Appellate litigation involves distinct skills, knowledge, and strategy. Both what to argue and how to argue it are important considerations that can determine the success or failure of an appeal. This applies to both written and oral advocacy at the appellate level.
Effective appellate advocacy requires a different approach than trial litigation. Unlike in a trial proceeding, an appellate jurist is bound to the existing record and rulings from the trial court and to a distinct standard by which the lower court ruling is reviewed. Unlike a trial proceeding, an appellate jurist must consider both the case before the Court, as well as the potential ramifications of the Court’s decision in future cases. These realities necessarily impact the preparation and presentation of a case, both at trial and before the appellate court. The involvement of experienced appellate counsel is invaluable at each stage of this process.
The lawyers at ThompsonMcMullan have the experience, knowledge, and skill to successfully represent clients in appellate matters. Beginning with the filing of a lawsuit and at each stage of litigation, ThompsonMcMullan’s appellate attorneys provide the necessary experience and knowledge of appellate rules, procedures, strategies, and advocacy to obtain the best result for our clients. ThompsonMcMullan offers a full range of appellate services including:
- Consultation regarding both pre- and post-trial motions, and preserving issues for appeal;
- Consultation regarding the advisability of pursuing an appeal in light of the trial record and potential bases for appellate review;
- Perfecting a timely appeal;
- Briefing and arguing the appeal;
- Post-ruling issues, such as recovering costs or filing a petition for rehearing.
Our appellate practitioners have clerked in both state and federal courts, and include a former clerk of the Chief Justice of the Supreme Court of Virginia.

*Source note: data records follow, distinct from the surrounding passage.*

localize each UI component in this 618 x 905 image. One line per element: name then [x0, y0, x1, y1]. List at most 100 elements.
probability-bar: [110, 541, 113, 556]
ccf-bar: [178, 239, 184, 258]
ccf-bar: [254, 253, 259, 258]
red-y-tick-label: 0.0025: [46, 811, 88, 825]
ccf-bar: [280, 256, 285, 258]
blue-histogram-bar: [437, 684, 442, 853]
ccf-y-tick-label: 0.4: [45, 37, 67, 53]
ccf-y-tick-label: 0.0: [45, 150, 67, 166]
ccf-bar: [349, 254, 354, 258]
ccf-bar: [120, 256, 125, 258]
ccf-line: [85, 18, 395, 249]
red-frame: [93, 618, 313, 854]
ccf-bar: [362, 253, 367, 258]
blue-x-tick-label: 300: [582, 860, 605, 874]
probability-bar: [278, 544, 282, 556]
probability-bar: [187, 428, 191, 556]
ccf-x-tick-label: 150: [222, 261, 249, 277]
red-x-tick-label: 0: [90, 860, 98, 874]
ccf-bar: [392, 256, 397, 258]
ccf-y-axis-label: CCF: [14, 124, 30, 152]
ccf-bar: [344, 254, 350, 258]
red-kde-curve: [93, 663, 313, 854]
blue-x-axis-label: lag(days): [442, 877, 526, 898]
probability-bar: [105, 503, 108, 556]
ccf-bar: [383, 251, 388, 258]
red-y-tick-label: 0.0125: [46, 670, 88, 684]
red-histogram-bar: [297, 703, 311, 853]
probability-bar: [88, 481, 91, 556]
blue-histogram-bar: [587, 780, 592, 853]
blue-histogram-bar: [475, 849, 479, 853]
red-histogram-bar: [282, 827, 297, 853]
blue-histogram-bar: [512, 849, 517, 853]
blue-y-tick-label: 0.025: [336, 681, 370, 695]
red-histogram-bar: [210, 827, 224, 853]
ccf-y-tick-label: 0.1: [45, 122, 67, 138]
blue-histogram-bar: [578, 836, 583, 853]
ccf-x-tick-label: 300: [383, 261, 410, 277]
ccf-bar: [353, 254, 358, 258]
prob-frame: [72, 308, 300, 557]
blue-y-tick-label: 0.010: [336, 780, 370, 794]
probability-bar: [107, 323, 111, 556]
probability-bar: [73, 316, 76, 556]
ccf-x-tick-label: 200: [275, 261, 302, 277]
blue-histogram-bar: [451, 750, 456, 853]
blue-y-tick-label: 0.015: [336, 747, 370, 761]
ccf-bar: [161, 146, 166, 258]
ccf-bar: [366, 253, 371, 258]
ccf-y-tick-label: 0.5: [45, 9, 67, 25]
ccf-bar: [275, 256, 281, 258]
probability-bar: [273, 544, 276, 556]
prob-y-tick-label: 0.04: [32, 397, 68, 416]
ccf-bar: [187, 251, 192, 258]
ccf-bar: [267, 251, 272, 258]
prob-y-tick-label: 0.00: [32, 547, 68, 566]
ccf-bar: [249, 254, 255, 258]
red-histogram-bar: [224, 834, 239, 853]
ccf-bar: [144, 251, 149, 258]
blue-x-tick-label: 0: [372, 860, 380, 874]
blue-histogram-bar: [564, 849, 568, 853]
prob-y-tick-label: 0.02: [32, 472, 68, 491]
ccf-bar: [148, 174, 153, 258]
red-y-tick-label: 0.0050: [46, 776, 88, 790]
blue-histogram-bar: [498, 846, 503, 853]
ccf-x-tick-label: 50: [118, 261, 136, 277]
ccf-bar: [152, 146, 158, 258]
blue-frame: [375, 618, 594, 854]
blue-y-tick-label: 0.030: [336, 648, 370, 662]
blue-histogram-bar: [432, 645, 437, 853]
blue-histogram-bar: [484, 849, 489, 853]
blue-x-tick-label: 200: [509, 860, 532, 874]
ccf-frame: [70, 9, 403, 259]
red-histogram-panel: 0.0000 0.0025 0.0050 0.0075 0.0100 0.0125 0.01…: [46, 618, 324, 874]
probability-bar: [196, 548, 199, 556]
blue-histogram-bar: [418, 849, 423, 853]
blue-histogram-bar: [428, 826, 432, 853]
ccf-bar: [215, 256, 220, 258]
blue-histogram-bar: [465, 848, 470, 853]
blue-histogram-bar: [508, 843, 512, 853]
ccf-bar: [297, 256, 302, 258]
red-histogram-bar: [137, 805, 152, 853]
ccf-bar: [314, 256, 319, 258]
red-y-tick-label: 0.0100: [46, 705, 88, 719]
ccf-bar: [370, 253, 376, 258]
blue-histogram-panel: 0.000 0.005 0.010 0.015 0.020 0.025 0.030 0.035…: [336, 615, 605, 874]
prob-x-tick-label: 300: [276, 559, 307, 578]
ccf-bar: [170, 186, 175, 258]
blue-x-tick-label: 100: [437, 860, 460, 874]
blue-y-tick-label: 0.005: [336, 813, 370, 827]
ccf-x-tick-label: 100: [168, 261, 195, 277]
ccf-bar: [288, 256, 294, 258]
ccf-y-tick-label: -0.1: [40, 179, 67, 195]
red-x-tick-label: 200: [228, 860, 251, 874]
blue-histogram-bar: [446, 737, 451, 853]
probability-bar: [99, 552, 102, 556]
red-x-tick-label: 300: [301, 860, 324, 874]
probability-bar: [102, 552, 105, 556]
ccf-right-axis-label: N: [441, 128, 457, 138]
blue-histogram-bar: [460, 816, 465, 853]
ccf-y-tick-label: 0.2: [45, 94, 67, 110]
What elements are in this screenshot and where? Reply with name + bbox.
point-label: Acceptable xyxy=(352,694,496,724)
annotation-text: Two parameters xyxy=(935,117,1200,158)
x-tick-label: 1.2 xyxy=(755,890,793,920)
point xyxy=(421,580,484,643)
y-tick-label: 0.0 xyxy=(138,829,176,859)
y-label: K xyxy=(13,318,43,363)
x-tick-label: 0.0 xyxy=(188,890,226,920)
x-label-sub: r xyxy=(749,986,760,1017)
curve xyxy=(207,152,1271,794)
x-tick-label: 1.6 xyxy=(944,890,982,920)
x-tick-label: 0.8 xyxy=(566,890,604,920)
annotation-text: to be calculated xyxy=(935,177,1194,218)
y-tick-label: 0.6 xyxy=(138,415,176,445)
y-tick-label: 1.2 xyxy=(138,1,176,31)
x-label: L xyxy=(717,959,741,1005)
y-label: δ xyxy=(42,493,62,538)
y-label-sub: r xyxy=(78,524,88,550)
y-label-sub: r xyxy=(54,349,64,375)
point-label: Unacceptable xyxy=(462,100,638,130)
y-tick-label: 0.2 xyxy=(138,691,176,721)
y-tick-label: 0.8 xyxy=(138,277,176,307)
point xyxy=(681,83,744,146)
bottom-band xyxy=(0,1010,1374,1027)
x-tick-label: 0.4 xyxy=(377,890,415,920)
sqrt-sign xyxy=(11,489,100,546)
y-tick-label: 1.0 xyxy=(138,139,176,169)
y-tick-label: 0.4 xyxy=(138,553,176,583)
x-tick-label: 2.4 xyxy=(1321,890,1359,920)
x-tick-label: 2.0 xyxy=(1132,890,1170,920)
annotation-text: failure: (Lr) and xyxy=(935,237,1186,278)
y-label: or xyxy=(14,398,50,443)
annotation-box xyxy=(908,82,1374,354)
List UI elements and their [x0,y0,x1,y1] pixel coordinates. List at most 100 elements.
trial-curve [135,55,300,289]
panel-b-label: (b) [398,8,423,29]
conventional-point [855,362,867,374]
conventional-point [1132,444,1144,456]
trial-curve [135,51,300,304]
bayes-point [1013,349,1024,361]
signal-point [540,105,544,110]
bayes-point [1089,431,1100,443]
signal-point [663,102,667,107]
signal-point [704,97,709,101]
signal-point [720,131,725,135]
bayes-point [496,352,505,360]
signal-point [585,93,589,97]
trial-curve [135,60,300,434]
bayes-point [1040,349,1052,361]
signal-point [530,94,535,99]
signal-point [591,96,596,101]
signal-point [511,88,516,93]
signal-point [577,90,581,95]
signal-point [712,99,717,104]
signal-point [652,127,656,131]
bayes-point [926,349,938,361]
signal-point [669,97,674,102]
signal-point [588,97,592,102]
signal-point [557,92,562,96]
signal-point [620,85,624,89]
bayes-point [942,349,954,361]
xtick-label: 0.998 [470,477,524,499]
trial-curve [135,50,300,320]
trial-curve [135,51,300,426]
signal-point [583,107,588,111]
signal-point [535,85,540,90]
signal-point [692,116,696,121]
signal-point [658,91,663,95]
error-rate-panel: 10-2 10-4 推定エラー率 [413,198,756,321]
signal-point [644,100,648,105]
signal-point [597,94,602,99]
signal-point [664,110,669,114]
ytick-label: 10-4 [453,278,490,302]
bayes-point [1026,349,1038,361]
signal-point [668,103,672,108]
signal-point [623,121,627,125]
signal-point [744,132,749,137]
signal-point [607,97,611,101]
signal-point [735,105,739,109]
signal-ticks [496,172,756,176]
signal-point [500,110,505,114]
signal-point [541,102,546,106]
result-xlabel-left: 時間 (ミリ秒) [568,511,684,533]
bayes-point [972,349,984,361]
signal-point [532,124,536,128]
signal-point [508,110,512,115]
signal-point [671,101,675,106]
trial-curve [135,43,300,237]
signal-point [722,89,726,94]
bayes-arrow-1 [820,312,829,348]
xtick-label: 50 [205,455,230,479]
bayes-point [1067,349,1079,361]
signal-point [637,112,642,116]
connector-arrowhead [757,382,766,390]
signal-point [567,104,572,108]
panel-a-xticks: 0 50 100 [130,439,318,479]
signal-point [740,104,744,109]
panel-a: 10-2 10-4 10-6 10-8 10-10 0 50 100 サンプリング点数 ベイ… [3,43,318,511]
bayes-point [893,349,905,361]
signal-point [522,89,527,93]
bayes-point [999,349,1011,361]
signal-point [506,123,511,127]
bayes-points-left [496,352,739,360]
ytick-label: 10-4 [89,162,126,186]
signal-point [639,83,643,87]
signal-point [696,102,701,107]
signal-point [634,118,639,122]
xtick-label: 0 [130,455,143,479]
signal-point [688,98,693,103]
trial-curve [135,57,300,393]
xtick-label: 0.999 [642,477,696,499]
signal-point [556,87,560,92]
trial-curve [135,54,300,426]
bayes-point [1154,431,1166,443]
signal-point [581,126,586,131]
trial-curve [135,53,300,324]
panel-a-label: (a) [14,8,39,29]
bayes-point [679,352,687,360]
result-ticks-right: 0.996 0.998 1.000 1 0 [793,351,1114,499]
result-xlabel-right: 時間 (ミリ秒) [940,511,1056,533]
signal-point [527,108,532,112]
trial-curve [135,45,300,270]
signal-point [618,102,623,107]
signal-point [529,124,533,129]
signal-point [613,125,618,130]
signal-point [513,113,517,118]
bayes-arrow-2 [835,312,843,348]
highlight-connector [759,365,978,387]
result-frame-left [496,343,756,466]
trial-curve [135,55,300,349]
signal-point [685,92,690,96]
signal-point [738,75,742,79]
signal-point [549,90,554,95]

We have extensive experience practicing before the Supreme Court of Virginia, the United States Court of Appeals for the Fourth Circuit, and the Court of Appeals of Virginia. Among our many notable cases are:
- Rafalko v. Georgiadis, Record No. 141533 (Sup. Ct. Va. 2015), involving the administration of a trust and the interpretation of a No Contest Clause;
- Lucas v. Woody, 287 Va. 354 (2014), analyzing the applicability of the statute of limitations to an action arising from conditions of confinement;
- Rogers v. Stem, 590 Fed. Appx. 201 (4th Cir. 2014), answering whether a law enforcement officer was entitled to qualified immunity for claims brought under the Fourth and Fourteenth Amendments;
- Daniels v. Mobley, 285 Va. 402 (2013), addressing a declaratory judgment action to determine whether Texas Hold ‘Em was illegal gambling;
- Lewis v. Kei, 281 Va. 715 (2011), involving defamation, malicious prosecution, and false imprisonment claims against a law enforcement officer;
- King v. McMillan, 594 F.3d 301 (4th Cir. 2010), involving a Title VII claim against a law enforcement officer;
- Life Partners v. Morrison, 484 F.3d 284 (4th Cir. 2007), addressing the applicability of the Commerce Clause to a Virginia statute governing viatical settlements;
- Cox v. Geary, 271 Va. 141 (2006), addressing the appellant’s damages claim in a legal malpractice action arising out of a criminal case;
- Pyramid Dev. v. D&J Assocs., 262 Va. 750 (2001), interpreting the meaning and extinguishment of an easement;
- GTE South Inc. v. Morrison, 199 F.3d 733 (1999), involving the determination of the Virginia State Corporation Commission regarding the prices for facilities and services of telephone companies.